The report, prepared by more than a dozen government departments and agencies, forecasts that the United States stands to lose billions of dollars if it continues with current environmental policies. The report asserts that unless drastic measures are taken, the effects of climate change will harm humans, limit water availability, damage infrastructure, and alter coastlines.
“I’ve seen it, I’ve read some of it, and it’s fine,” Trump told reporters at the White House on Nov. 26. “I don’t believe it.”
“The final version contains the same fatal flaws we noted earlier this year,” Michaels said. “It’s based upon a family of climate models that are predicting far more warming than has been occurring in the all-important tropical atmosphere.”

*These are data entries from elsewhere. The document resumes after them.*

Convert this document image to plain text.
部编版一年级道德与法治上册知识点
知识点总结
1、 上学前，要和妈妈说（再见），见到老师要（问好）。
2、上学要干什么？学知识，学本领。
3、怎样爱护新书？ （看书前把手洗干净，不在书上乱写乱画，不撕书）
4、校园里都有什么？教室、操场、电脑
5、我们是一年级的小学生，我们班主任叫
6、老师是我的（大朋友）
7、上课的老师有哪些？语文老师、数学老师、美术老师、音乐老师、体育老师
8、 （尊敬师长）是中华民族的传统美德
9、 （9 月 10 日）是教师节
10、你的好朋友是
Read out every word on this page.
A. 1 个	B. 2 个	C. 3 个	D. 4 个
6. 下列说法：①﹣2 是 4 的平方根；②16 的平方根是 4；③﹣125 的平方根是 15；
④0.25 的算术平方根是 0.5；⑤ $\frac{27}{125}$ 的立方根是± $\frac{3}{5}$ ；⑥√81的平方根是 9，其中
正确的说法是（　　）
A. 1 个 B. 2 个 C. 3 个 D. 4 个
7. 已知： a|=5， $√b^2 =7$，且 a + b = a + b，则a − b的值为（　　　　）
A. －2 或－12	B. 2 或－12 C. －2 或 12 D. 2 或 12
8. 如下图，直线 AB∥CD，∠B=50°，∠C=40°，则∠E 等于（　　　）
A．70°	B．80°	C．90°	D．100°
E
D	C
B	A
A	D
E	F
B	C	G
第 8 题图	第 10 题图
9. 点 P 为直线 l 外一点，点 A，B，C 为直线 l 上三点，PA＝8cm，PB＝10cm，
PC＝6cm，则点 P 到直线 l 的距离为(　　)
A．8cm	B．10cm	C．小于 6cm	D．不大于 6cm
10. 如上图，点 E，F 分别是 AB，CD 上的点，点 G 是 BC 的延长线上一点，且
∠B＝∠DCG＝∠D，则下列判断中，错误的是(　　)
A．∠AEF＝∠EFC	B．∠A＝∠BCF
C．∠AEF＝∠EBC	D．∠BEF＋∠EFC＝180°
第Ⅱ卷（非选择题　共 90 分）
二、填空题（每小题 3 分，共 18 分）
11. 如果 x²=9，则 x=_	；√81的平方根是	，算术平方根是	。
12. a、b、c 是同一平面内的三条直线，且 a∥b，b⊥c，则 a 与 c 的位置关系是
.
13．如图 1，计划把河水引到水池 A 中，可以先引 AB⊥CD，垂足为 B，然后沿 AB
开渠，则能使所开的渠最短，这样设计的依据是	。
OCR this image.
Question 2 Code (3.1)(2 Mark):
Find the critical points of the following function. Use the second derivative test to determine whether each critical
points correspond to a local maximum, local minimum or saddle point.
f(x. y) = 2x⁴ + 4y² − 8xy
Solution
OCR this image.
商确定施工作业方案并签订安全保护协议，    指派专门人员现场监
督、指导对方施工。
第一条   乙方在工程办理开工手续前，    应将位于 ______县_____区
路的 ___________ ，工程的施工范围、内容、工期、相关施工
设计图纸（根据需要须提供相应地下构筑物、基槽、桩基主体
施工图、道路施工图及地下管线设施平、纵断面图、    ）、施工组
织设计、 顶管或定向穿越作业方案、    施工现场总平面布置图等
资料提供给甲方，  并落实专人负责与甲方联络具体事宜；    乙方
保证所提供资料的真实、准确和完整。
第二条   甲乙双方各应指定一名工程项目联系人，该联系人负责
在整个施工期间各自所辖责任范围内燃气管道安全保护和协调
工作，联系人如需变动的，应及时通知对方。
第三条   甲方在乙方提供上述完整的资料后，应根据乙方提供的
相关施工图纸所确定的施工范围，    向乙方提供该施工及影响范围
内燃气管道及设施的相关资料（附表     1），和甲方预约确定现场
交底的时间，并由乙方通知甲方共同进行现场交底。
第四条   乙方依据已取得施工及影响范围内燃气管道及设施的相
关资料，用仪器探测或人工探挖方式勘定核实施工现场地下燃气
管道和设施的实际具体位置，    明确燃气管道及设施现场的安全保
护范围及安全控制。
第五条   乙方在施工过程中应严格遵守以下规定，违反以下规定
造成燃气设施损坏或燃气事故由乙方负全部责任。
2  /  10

While media outlets often present key climate change issues as settled science, there is no consensus on the major topics, including how much human activity is contributing to climate change and whether humanity’s current course will lead to catastrophic outcomes like those outlined in the report, according to H. Sterling Burnett, a senior fellow at the Heartland Institute and the managing editor of Environment and Climate News.
“The interesting thing about the difference between the draft report and this report is they make much more alarming claims about disaster than they made in the [draft] report despite the fact they are using the same data,” Burnett told The Epoch Times. “They make all these assumptions about the future and they ignore basic science.”
On the campaign trail, Trump promised to undo Obama-era policies that he said harmed the interests of the United States. Last year, the president announced his intent to withdraw the United States from the Paris climate accord.
Trump has also rolled back Obama-era environmental and climate rules such as the Clean Power Plan, while enacting policies to boost output of oil, gas, and coal. Under Trump, the United States became the largest crude oil producer in the world, outpacing Russia and Saudi Arabia.
“The alarmists’ claims about the rate and impacts of global warming are based on discredited computer models rather than data.”
The U.S. government released the climate report two weeks before the U.N. climate change convention was to take place in Poland. During the conference, the Heartland Institute plans to publish a 1,000-page critique of the U.N. Intergovernmental Panel on Climate Change.
White House press secretary Sarah Sanders defended the president’s stance during a press briefing on Nov. 27.
“Even Obama’s undersecretary for science didn’t believe the radical conclusions of the report,” Sanders said. “The biggest thing that we can do is focus on how to make sure we have the cleanest air and the cleanest water and the president is certainly doing that and certainly leading on that front.”